Around 69% of the UK public think the government should once again offer tax relief to people who invest in community energy projects.
That’s according to the results of a new poll of 2,027 adults conducted by ICM on behalf of Community Energy England, which highlights support for social investment tax relief to help level the playing field for shared energy generation schemes.
Even more people think the government should do more to help local communities generate their own energy, with 82% saying they are in support of this idea.
This surge in support follows community energy capacity installations falling in 2018, when only 7.9MW of new shared capacity was installed, compared to 33.5MW the previous year.
The poll illustrates there was a particularly strong increase in support for community energy from Conservative Party voters, with the proportion in favour of a reinstatement of tax relief shooting up from 43% in 2017 to 68% in 2018.
Roughly 74% of people even said they would be willing to financially contribute themselves, through paying a 25p surcharge on their annual energy bill to fund community energy growth and ensure profits stay in local areas.

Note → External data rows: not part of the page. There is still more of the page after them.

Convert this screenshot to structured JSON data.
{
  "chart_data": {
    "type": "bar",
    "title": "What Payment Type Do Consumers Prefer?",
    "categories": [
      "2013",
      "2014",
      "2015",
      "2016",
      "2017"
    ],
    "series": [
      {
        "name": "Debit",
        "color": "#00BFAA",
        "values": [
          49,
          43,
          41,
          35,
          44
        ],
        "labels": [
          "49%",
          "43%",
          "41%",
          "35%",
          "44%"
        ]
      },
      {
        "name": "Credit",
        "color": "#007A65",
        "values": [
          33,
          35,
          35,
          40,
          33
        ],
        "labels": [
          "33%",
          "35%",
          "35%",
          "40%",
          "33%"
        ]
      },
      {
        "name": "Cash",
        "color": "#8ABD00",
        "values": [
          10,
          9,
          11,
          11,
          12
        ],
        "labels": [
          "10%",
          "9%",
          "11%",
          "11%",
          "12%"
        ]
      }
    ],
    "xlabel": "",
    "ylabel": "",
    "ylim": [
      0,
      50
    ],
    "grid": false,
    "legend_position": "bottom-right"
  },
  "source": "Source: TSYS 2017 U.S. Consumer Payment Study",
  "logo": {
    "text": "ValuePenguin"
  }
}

Emma Bridge, CEO of Community Energy England, said: “The closure of the Feed-in-Tariff scheme has left many community projects struggling to develop business models, and at the same time government still refuses to allow investors in community energy schemes to be eligible for Social Investment Tax Relief.”
“We’re in a climate crisis; it would make ethical and economic sense to support those citizens helping to reach the zero-carbon targets. We call for an immediate reinstatement of Social Investment Tax Relief for those investing in community energy.”